Data Mining Analytics for BI and Decision Support
Summary
Current Status and Future Directions
The current situation of data mining in the marketplace is that it is primarily an enabler for business intelligence systems. Data mining algorithm suites are available as software packages, some loosely coupled with database technology. To successfully build a data mining application, there is usually heavy emphasis on data warehousing followed by exploratory data mining. The analysis and application building is typically conducted by
consultants or in-house analytic teams. The key challenges to the successful completion of a data mining project are the data warehousing requirements, and the sophisticated analytics requirements.
To address these challenges, key research trends in data mining include systems research, for enabling transparent and pervasive usage, algorithms research, for providing scalable, optimized, and robust mining, and solutions research, for embedding data mining into vertically integrated applications.

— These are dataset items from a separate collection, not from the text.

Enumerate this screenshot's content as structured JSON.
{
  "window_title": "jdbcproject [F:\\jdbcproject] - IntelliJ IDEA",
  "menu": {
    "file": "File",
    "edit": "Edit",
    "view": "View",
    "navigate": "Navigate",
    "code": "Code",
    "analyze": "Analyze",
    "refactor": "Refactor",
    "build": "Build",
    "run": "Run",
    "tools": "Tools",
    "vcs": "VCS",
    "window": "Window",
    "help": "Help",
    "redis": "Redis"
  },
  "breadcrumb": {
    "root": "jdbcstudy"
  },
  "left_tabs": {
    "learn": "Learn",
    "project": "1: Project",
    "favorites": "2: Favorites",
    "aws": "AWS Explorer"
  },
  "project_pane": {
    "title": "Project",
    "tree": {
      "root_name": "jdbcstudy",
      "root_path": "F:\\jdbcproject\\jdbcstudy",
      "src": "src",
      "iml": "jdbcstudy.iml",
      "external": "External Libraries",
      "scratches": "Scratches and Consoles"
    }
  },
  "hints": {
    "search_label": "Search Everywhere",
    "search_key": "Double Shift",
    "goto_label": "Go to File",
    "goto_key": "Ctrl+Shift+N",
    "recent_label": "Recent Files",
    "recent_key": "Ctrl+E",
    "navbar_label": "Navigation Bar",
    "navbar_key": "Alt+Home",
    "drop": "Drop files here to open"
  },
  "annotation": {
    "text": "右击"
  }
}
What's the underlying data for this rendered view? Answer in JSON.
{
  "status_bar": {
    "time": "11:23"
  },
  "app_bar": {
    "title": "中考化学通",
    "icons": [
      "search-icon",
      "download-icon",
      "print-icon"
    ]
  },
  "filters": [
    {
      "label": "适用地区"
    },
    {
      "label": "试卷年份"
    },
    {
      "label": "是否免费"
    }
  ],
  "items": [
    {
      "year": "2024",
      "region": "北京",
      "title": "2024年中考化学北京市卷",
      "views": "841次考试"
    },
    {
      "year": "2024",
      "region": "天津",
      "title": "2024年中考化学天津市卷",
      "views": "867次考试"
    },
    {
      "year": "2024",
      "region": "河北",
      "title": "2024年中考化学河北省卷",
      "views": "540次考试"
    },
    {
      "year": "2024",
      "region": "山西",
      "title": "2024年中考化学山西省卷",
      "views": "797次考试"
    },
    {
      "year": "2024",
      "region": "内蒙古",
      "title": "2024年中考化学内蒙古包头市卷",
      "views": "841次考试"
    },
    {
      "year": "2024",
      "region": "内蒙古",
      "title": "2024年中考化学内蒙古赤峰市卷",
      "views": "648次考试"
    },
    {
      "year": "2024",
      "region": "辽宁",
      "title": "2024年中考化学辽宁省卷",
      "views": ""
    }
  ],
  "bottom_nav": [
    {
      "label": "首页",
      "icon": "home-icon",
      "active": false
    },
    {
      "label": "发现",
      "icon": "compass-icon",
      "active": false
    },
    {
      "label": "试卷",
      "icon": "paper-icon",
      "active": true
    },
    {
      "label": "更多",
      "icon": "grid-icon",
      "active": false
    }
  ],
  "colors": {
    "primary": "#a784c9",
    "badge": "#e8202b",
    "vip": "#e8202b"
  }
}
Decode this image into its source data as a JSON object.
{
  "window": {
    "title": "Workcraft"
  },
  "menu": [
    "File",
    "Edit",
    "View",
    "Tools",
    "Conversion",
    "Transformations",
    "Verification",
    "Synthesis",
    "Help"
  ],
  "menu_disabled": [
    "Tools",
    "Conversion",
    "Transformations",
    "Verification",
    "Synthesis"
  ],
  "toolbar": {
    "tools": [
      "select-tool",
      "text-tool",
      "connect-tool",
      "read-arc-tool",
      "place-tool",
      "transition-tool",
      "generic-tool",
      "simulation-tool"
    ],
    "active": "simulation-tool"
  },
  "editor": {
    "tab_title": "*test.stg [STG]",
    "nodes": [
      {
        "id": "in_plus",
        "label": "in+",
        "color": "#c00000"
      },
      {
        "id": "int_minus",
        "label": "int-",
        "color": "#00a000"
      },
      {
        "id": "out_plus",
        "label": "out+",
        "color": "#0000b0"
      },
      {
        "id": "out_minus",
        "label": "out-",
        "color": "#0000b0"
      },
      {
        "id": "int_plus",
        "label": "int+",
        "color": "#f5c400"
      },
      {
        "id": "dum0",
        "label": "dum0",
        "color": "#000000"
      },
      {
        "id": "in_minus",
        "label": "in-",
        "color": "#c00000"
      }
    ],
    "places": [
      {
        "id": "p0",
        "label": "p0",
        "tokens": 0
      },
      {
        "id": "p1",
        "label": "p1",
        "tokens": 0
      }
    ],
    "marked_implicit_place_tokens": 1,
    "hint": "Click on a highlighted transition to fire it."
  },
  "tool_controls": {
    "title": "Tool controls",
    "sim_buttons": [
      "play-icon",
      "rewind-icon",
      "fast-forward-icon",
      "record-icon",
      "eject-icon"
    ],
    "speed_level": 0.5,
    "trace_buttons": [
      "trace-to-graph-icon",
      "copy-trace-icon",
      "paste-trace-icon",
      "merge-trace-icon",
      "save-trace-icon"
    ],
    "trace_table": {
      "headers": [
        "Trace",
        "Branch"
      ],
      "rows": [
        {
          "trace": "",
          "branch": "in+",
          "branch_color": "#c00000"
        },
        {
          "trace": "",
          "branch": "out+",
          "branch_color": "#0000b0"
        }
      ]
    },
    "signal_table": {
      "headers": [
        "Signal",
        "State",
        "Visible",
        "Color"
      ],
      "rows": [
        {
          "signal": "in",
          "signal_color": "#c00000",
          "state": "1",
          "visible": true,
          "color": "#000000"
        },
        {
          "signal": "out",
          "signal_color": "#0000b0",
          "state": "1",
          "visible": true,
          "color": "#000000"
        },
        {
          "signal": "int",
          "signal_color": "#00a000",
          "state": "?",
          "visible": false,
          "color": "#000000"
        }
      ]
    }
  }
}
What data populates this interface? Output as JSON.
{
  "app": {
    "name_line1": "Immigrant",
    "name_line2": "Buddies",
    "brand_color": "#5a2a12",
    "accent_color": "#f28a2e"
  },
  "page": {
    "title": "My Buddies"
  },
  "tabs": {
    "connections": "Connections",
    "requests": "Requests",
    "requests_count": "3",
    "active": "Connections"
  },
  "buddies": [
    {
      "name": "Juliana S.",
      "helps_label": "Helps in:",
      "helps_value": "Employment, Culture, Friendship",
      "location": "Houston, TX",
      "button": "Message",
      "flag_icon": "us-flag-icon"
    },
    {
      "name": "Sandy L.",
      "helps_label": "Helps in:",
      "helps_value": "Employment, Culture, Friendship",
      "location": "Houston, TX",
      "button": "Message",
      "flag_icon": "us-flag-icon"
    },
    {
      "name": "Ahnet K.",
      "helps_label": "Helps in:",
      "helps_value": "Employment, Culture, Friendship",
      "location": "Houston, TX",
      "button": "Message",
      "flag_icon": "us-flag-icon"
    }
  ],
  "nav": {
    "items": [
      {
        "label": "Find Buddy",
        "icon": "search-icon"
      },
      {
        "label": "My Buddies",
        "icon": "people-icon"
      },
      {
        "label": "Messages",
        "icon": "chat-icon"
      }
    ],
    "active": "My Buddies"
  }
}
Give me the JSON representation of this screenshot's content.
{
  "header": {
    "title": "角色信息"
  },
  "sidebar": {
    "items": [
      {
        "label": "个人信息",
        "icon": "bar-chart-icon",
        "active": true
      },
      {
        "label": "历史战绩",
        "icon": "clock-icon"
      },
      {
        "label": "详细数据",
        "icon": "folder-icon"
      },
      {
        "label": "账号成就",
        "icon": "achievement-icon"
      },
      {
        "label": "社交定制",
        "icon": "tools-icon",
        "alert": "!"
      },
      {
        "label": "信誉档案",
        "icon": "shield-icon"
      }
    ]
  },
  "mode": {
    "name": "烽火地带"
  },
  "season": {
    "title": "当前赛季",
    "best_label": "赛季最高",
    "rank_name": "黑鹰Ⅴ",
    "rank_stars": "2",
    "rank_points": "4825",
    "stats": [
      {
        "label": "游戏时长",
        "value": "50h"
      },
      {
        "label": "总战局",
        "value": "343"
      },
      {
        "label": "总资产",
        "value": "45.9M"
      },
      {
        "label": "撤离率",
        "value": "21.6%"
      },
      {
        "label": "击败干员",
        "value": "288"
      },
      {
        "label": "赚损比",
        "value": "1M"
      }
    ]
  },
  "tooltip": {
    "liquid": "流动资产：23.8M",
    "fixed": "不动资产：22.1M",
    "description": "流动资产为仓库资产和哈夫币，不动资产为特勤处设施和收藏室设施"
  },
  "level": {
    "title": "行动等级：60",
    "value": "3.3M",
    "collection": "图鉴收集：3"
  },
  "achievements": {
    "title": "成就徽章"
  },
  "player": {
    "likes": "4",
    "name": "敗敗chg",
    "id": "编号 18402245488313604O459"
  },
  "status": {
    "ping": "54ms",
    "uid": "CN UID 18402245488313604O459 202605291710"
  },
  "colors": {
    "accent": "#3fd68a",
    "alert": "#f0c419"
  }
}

The key goal in systems research is to enable transparent usage of data mining in environments where data typically resides and is being managed. This includes building database extenders (e.g. User Defined Functions for model training/scoring and sufficient statistics like histograms, counts, samples, etc.), parallel and distributed data mining (for supporting scalability via parallelization and inbuilt sampling), XML based APIs for database coupling and application embedding (to enable interoperability and training/ scoring in different environments), and intelligent or semi-automated data warehousing for mining (by providing industry specific templates and meta-data mining).
The key goal in algorithms research is to enable robust and automated data mining, thereby making it easier for non-experts to conduct and run data mining applications. This includes building better techniques for automated evaluation metrics, automated feature extraction / transformation / selection, discovering relational and hierarchical structures amongst attributes, incorporating prior knowledge to account for costs / benefits / uncertainty / missing values, incremental and on-line mining, privacy preserving data mining, and heterogeneous data mining.
The key goal in solutions research is to develop solution specific data mining components that are optimized to the application at hand and can be embedded into a vertically integrated application. Some key application areas that are driving this research include business processes such as risk management, targeted marketing, and portfolio management; systems processes such as computer and network performance management, and Internet processes such as site profiling and performance tuning, and user personalization.
We see two areas in which data mining and operations research (and optimization techniques) will begin to intersect and interact more frequently as the data mining technology matures. While data mining can assist in the automated discovery of actionable insights from data, the efficient execution of the actions can only be effected by coupling the output of data mining with optimization methods.
Very often the actionable insights need to be acted upon taking into account business constraints such as budgets and schedules. This can be effectively done only by applying optimization techniques to the outputs of data mining. A classic example is the Mail Stream Optimization solution. A second area where the two disciplines will start interacting more frequently and productively is in the actual design of the data mining algorithms. Many data mining algorithms rely upon heuristic search techniques that are trying to optimize some objective function (e.g. minimizing predictive error on hold-out data). It is natural that optimization methods can contribute here to designing more effective data mining algorithms.
In conclusion, given the current research and solution development directions, we see two key trends emerging; data mining will join Mathematical Programming and Optimization as a key scientific technology for building decision support systems, and using data mining should eventually become as easy and pervasive as working with databases and spreadsheets today.